J’ai donc eu 2 semaines pour tester Red Steel 2 même si, avouons-le tout de suite, il m’en a fallu bien moins pour le finir. Dans ce jeu, on incarne un Kusagari, un membre de ce clan aujourd’hui décimé qui en a été banni 5 ans auparavant, emportant avec lui une mystérieuse épée. De retour à Caldera, la ville dont il avait été chassé, il découvre une terre dévastée. Les Chacals, un gang brutal et sans scrupules, font aujourd’hui régner la terreur dans cette ville autrefois si paisible. Et visiblement, une terrible menace plane au-dessus de la tête du dernier des Kusaragi, une menace qui cache de biens sombres desseins. Ces quelques lignes suffisent, je pense, à donner un bon avant goût de la banalité assez affligeante du scénario. Qu’on se le dise tout de suite, si l’univers de Red Steel 2 est plutôt recherché et bien travaillé, l’histoire, elle, n’est là que pour donner quelques bonnes raisons d’aller se fighter et de manier le sabre. Il est un peu dommage que les scénaristes se soient donné si peu de mal, car dans cette ambiance mi-western, mi-japonaise, il y avait vraiment moyen de faire quelque chose de bien et d’original.

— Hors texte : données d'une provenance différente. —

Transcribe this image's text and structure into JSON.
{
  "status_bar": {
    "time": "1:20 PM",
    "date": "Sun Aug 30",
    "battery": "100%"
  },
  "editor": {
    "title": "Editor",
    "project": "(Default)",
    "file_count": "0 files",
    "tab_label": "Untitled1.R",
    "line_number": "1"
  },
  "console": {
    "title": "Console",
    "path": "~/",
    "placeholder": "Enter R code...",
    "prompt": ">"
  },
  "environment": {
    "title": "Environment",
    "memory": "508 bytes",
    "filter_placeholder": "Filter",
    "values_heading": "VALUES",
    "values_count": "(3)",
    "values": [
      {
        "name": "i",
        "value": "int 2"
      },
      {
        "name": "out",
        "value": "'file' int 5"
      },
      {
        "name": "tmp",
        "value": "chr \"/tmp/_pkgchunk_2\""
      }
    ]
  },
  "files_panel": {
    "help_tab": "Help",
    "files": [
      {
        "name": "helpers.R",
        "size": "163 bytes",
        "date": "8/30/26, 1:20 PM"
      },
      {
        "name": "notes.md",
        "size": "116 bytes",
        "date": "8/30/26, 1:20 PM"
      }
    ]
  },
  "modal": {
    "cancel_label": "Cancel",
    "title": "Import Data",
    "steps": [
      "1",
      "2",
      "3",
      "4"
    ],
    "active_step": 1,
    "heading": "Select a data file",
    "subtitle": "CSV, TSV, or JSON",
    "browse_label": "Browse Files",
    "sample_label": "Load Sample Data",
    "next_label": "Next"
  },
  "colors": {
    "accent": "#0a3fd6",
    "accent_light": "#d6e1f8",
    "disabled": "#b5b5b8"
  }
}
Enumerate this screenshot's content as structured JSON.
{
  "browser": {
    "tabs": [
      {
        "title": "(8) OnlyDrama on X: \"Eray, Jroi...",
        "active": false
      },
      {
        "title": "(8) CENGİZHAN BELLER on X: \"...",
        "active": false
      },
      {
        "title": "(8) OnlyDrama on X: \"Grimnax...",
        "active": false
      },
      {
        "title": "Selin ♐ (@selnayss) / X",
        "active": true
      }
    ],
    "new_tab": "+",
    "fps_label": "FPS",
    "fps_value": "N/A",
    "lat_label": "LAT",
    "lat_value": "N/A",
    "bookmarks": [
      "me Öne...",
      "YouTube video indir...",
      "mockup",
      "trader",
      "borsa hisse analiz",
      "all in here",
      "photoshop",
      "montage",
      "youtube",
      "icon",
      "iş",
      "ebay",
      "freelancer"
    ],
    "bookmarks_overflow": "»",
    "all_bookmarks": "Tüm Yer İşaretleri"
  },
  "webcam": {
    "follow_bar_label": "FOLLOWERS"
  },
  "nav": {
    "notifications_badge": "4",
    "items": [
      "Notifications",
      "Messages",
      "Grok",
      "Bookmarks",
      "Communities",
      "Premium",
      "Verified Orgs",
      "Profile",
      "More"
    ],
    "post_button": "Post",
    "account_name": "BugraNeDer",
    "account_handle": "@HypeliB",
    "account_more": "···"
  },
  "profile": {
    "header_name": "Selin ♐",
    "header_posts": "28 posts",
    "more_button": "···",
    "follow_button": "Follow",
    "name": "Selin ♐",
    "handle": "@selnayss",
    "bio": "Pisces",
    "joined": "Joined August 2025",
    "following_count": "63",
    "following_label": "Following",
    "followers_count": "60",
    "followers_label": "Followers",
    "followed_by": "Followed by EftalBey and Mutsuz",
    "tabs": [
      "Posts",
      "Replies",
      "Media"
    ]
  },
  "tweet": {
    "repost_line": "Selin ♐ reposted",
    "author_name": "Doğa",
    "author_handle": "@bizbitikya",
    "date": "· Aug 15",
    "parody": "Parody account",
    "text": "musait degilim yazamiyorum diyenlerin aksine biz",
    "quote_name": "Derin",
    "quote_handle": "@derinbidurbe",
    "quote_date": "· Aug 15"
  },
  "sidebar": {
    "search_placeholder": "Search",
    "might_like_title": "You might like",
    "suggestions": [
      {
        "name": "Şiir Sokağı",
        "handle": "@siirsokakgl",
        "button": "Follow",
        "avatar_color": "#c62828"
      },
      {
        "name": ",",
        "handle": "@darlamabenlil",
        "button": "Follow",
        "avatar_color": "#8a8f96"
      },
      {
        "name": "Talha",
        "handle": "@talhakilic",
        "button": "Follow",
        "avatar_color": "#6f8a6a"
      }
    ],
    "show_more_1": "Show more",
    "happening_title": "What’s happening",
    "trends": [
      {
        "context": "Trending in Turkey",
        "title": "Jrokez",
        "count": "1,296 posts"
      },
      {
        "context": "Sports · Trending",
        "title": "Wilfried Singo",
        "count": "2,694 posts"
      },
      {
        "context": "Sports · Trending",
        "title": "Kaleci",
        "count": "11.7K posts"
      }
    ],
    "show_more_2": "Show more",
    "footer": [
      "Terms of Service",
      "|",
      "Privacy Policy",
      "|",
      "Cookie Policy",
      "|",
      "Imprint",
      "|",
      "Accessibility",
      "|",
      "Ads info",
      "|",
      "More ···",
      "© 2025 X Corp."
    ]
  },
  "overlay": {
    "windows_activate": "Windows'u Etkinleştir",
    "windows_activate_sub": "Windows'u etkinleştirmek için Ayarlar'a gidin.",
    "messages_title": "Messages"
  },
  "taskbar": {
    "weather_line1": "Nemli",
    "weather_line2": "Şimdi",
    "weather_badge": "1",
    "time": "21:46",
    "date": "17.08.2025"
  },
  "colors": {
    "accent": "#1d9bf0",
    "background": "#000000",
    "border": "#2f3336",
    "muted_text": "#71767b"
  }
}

Du coup, le jeu s’avère un peu répétitif. Les missions, qui consistent 90% du temps à aller se fighter avec les gangs ennemis, sont peu variées et devant la faible avancée qu’elles apportent au scénario, on se surprend bien vite à ne même plus écouter le briefing et à simplement suivre les flèches indiquées sur le radar. Ceux que le gameplay ne passionnent pas plus que ça seront donc certainement tentés de faire tout le jeu d’une traite. Celui-ci n’étant pas très difficile, ceux qui se lanceront dans cette opération risquent donc de le finir en une petite poignée d’heures à peine, soit un rapport durée de vie/prix assez ridicule. Pour les autres cependant, le jeu réserve quelques missions secondaires qui, si elles sont peu nombreuses et là encore, peu originales (elles se résument à « trouver et détruire »), apportent un peu de variété. De plus, Red Steel 2 ayant misé très gros sur son gameplay, notre héros peut apprendre de nombreuses techniques, acheter/améliorer jusqu’à 4 armes, renforcer son armure et même augmenter sa jauge de vie. Tout cela est néanmoins payant, et même si l’argent coule à flot de tous les objets destructibles du terrain (caisses, tonneaux, poteaux, …), passer en coup de vent dans les différentes zones ne permet pas de ramasser un pactole suffisant pour finir le jeu blindé en équipement. Prendre sont temps est donc ce qu’il y a de mieux à faire dans Red Steel 2, et pour peu que l’on accroche au jeu, cela n’est guère une corvée. J’en ai eu pour ma part pour une quinzaine d’heures, sans vraiment m’ennuyer ni rencontrer la moindre difficulté au cours de ma progression : une durée de vie honorable, même si très variable d’un individu à l’autre.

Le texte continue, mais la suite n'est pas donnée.